My daughter could eat about 4 whole cantaloupes a week, maybe more. I fear she will turn into a large round orange boulder of a girl, and she will have to wear colorful stickers to the prom, instead of a dress.

When the cantaloupe runs out, you better leave town or prepare yourself to listen to her lament and shriek.

“Cantaloupe Mommy! Cantaloupe!”

“But I don’t have anymore.”

“Daddy buy more Cantaloupe Mommy!”

This goes on until finally, she cries and repeatedly asks me for cantaloupe. My ears start to bleed, and I wish I had joined the circus instead of had a child.  I wish that all the cantaloupe would magically disappear, so then she could just fixate on another fruit instead.

#4 Fourth Sign that the End is Near:

Charlie Brown’s Mayflower Episode is gone

I have no idea how many ways she has asked me–maybe thirty different times?– but my daughter keeps asking me to show her the Charlie Brown Mayflower episode. I cannot stand it. It is boring as hell. I’m not watching it again, at least not until next Thanksgiving. I keep telling her the Mayflower has set sail…she keeps asking anyway, and searching through the DVD’s for the disc.

I am an evil mommy.

#5 Final Sign that the Second Coming is Near:

Can’t find her Tinkerbell Washcloth

“I want the Tinkerbell towel Mommy.”

“Okay, we will find it. Do you really need it now while you eat?”

Screams for this stupid little Tinkerbell rag ensue. I tell her TInkerbell doesn’t want to get dirty. Tinkerbell wants to stay in the bathroom where she belongs. I petition for Tinkerbell’s right to stay food-encrusted free.

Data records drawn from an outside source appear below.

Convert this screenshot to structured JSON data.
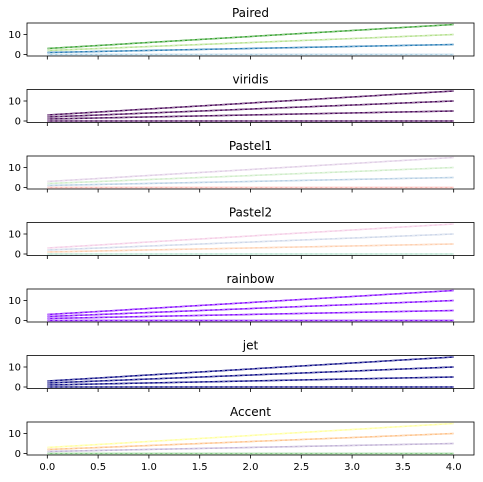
{
  "chart_data": [
    {
      "type": "line",
      "title": "Paired",
      "x": [
        0,
        4
      ],
      "xlim": [
        -0.2,
        4.2
      ],
      "ylim": [
        -0.75,
        15.75
      ],
      "yticks": [
        0,
        10
      ],
      "xticks": [
        0,
        0.5,
        1,
        1.5,
        2,
        2.5,
        3,
        3.5,
        4
      ],
      "show_xticklabels": false,
      "series": [
        {
          "values": [
            0,
            0
          ],
          "color": "#a6cee3",
          "dash_color": "#d8eaf3"
        },
        {
          "values": [
            1,
            5
          ],
          "color": "#1f78b4",
          "dash_color": "#8fbbd9"
        },
        {
          "values": [
            2,
            10
          ],
          "color": "#b2df8a",
          "dash_color": "#d8efc4"
        },
        {
          "values": [
            3,
            15
          ],
          "color": "#33a02c",
          "dash_color": "#99cf95"
        }
      ]
    },
    {
      "type": "line",
      "title": "viridis",
      "x": [
        0,
        4
      ],
      "xlim": [
        -0.2,
        4.2
      ],
      "ylim": [
        -0.75,
        15.75
      ],
      "yticks": [
        0,
        10
      ],
      "xticks": [
        0,
        0.5,
        1,
        1.5,
        2,
        2.5,
        3,
        3.5,
        4
      ],
      "show_xticklabels": false,
      "series": [
        {
          "values": [
            0,
            0
          ],
          "color": "#440154",
          "dash_color": "#a07fa9"
        },
        {
          "values": [
            1,
            5
          ],
          "color": "#440154",
          "dash_color": "#a07fa9"
        },
        {
          "values": [
            2,
            10
          ],
          "color": "#440154",
          "dash_color": "#a07fa9"
        },
        {
          "values": [
            3,
            15
          ],
          "color": "#440154",
          "dash_color": "#a07fa9"
        }
      ]
    },
    {
      "type": "line",
      "title": "Pastel1",
      "x": [
        0,
        4
      ],
      "xlim": [
        -0.2,
        4.2
      ],
      "ylim": [
        -0.75,
        15.75
      ],
      "yticks": [
        0,
        10
      ],
      "xticks": [
        0,
        0.5,
        1,
        1.5,
        2,
        2.5,
        3,
        3.5,
        4
      ],
      "show_xticklabels": false,
      "series": [
        {
          "values": [
            0,
            0
          ],
          "color": "#fbb4ae",
          "dash_color": "#fdd9d6"
        },
        {
          "values": [
            1,
            5
          ],
          "color": "#b3cde3",
          "dash_color": "#d9e6f1"
        },
        {
          "values": [
            2,
            10
          ],
          "color": "#ccebc5",
          "dash_color": "#e5f5e2"
        },
        {
          "values": [
            3,
            15
          ],
          "color": "#decbe4",
          "dash_color": "#eee5f1"
        }
      ]
    },
    {
      "type": "line",
      "title": "Pastel2",
      "x": [
        0,
        4
      ],
      "xlim": [
        -0.2,
        4.2
      ],
      "ylim": [
        -0.75,
        15.75
      ],
      "yticks": [
        0,
        10
      ],
      "xticks": [
        0,
        0.5,
        1,
        1.5,
        2,
        2.5,
        3,
        3.5,
        4
      ],
      "show_xticklabels": false,
      "series": [
        {
          "values": [
            0,
            0
          ],
          "color": "#b3e2cd",
          "dash_color": "#d9f0e6"
        },
        {
          "values": [
            1,
            5
          ],
          "color": "#fdcdac",
          "dash_color": "#fee6d5"
        },
        {
          "values": [
            2,
            10
          ],
          "color": "#cbd5e8",
          "dash_color": "#e5eaf3"
        },
        {
          "values": [
            3,
            15
          ],
          "color": "#f4cae4",
          "dash_color": "#f9e4f1"
        }
      ]
    },
    {
      "type": "line",
      "title": "rainbow",
      "x": [
        0,
        4
      ],
      "xlim": [
        -0.2,
        4.2
      ],
      "ylim": [
        -0.75,
        15.75
      ],
      "yticks": [
        0,
        10
      ],
      "xticks": [
        0,
        0.5,
        1,
        1.5,
        2,
        2.5,
        3,
        3.5,
        4
      ],
      "show_xticklabels": false,
      "series": [
        {
          "values": [
            0,
            0
          ],
          "color": "#8000ff",
          "dash_color": "#bf7fff"
        },
        {
          "values": [
            1,
            5
          ],
          "color": "#8000ff",
          "dash_color": "#bf7fff"
        },
        {
          "values": [
            2,
            10
          ],
          "color": "#8000ff",
          "dash_color": "#bf7fff"
        },
        {
          "values": [
            3,
            15
          ],
          "color": "#8000ff",
          "dash_color": "#bf7fff"
        }
      ]
    },
    {
      "type": "line",
      "title": "jet",
      "x": [
        0,
        4
      ],
      "xlim": [
        -0.2,
        4.2
      ],
      "ylim": [
        -0.75,
        15.75
      ],
      "yticks": [
        0,
        10
      ],
      "xticks": [
        0,
        0.5,
        1,
        1.5,
        2,
        2.5,
        3,
        3.5,
        4
      ],
      "show_xticklabels": false,
      "series": [
        {
          "values": [
            0,
            0
          ],
          "color": "#000080",
          "dash_color": "#7f7fbf"
        },
        {
          "values": [
            1,
            5
          ],
          "color": "#000080",
          "dash_color": "#7f7fbf"
        },
        {
          "values": [
            2,
            10
          ],
          "color": "#000080",
          "dash_color": "#7f7fbf"
        },
        {
          "values": [
            3,
            15
          ],
          "color": "#000080",
          "dash_color": "#7f7fbf"
        }
      ]
    },
    {
      "type": "line",
      "title": "Accent",
      "x": [
        0,
        4
      ],
      "xlim": [
        -0.2,
        4.2
      ],
      "ylim": [
        -0.75,
        15.75
      ],
      "yticks": [
        0,
        10
      ],
      "xticks": [
        0,
        0.5,
        1,
        1.5,
        2,
        2.5,
        3,
        3.5,
        4
      ],
      "show_xticklabels": true,
      "xticklabels": [
        "0.0",
        "0.5",
        "1.0",
        "1.5",
        "2.0",
        "2.5",
        "3.0",
        "3.5",
        "4.0"
      ],
      "series": [
        {
          "values": [
            0,
            0
          ],
          "color": "#7fc97f",
          "dash_color": "#bfe4bf"
        },
        {
          "values": [
            1,
            5
          ],
          "color": "#beaed4",
          "dash_color": "#ded6e9"
        },
        {
          "values": [
            2,
            10
          ],
          "color": "#fdc086",
          "dash_color": "#fedfc2"
        },
        {
          "values": [
            3,
            15
          ],
          "color": "#ffff99",
          "dash_color": "#ffffcc"
        }
      ]
    }
  ]
}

What the hell is wrong with me?, I think. It’s a damn towel. Tinkerbell isn’t a real person.She doesn’t think. She doesn’t exist, minus in drawings and television/movies. Why is my daughter turning shades of fucshia over a silly washcloth? Will she throw up this time? (No)

She is a good girl, my little bug, but sometimes I feel I am living with a Neanderthal. I suspect one day she will be clobbering me over the head with a wooden club, and asking me to go hunt for some food. It’s part of toddlerhood, and a totally understandable phase, but sometimes when she starts to develop horns and speaks in an evil tongue, I wonder if she isn’t possessed somewhat.

But then I feel better, because I know she didn’t inherit that from me. She most likely inherited that from my mother-in-law. I’m only responsible for the bossiness.